Lap times for the 2014 F1 Japanese Grand Prix
Typhoon Phanfone made a threat to ruin this 26th edition of the F1 Japanese Grand Prix at the Suzuka Circuit. Fortunately, there was enough time for a very difficult race to take place, although cars had to start after the Safety Car.
Mercedes’s Lewis Hamilton and Nico Rosberg recorded the eight one-two finish of the season —McLaren set a record of 10 in 1988—. It is also the eight race win of 2014 for Lewis Hamilton, who gap with Rosberg to ten points.
Third podium for Vettel after having confirmed this weekend his move to Ferrari next season. On the other hand, team mate Dani Ricciardo finished fourth after overtaking Button with a pair of decisive moves.
Fourteen points were distributed among Valtteri Bottas and Felipe Massa, who finished sixth and seventh respectively, consolidating Williams in third place. Nico Hulkenberg took home four points, while Vergne, who finished between two Sahara Force India’s, grabbed two points, leaving the remaining one to Sergio Perez.
But this was a wet difficult race, and Adrian Sutil lost control of his car hitting the barrier in lap 43. Nothing serious happened. Sutil was able to leave the Sauber on its own. But while the crane was lifting his car, Jules Bianchi spun hitting the rescue vehicle from the back; an unfortunate incident which required immediate medical attention.
#ForzaJules . Vamos amigo.
— Fernando Alonso (@alo_oficial) October 5, 2014
Following, I provide the plots so you may draw your own conclusions.
This plot shows the difference to the average pace of the race winner. That is, the difference to the average lap time, including pit stops.
The steeper the curve, the faster the lap; and as the curves are generated from cumulative sums of lap times, a negative slope implies a lap time which is quicker that the average.

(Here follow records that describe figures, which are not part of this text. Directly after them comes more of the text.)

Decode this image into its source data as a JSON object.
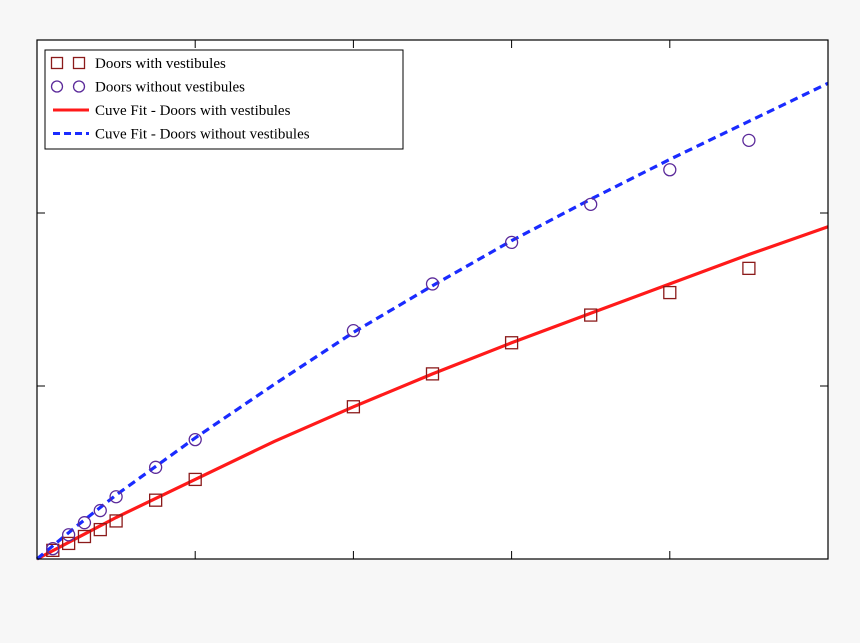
{
  "chart_data": {
    "type": "scatter",
    "title": "",
    "xlabel": "",
    "ylabel": "",
    "xlim": [
      0,
      100
    ],
    "ylim": [
      0,
      300
    ],
    "x_ticks": [
      20,
      40,
      60,
      80,
      100
    ],
    "y_ticks": [
      100,
      200,
      300
    ],
    "grid": false,
    "legend_position": "top-left",
    "series": [
      {
        "name": "Doors with vestibules",
        "kind": "points",
        "marker": "square",
        "color": "#8b1a1a",
        "x": [
          2,
          4,
          6,
          8,
          10,
          15,
          20,
          40,
          50,
          60,
          70,
          80,
          90
        ],
        "y": [
          5,
          9,
          13,
          17,
          22,
          34,
          46,
          88,
          107,
          125,
          141,
          154,
          168
        ]
      },
      {
        "name": "Doors without vestibules",
        "kind": "points",
        "marker": "circle",
        "color": "#5b2a9a",
        "x": [
          2,
          4,
          6,
          8,
          10,
          15,
          20,
          40,
          50,
          60,
          70,
          80,
          90
        ],
        "y": [
          6,
          14,
          21,
          28,
          36,
          53,
          69,
          132,
          159,
          183,
          205,
          225,
          242
        ]
      },
      {
        "name": "Cuve Fit - Doors with vestibules",
        "kind": "line",
        "style": "solid",
        "color": "#ff1a1a",
        "x": [
          0,
          5,
          10,
          20,
          30,
          40,
          50,
          60,
          70,
          80,
          90,
          100
        ],
        "y": [
          0,
          12,
          24,
          46,
          68,
          88,
          107,
          125,
          142,
          159,
          176,
          192
        ]
      },
      {
        "name": "Cuve Fit - Doors without vestibules",
        "kind": "line",
        "style": "dashed",
        "color": "#1a2bff",
        "x": [
          0,
          5,
          10,
          20,
          30,
          40,
          50,
          60,
          70,
          80,
          90,
          100
        ],
        "y": [
          0,
          19,
          37,
          70,
          101,
          131,
          158,
          184,
          208,
          231,
          253,
          275
        ]
      }
    ]
  }
}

This one is straightforward; it shows the position of the driver each lap.
Lap time statistics
This is a box-and-whiskers plot. It depicts each driver’s laps through their quartiles. The whiskers represent the lowest datum still within 1.5 IQR of the lower quartile, and the highest datum still within 1.5 IQR of the upper quartile. Suspected outliers are more than 1.5 IQR but less than 3 IQR above Q3 or below Q1 and are represented by an open circle. Anything 3 IQR above Q3 or below Q1 is represented by a filled circle.
Driver championship points
This plot lets us see a drivers progress during the season in terms of points towards the championship. Both Hamilton and Rosberg are alarmingly increasing their gap with the rest of the drivers.
Team championship points
This plot shows us the teams’s progress during the season in terms of points towards the championship. Mercedes is a large step ahead of the rest.
Here we have a bar chart showing each drivers finish status, i.e., whether the car finished the race or what was the cause of the retirement.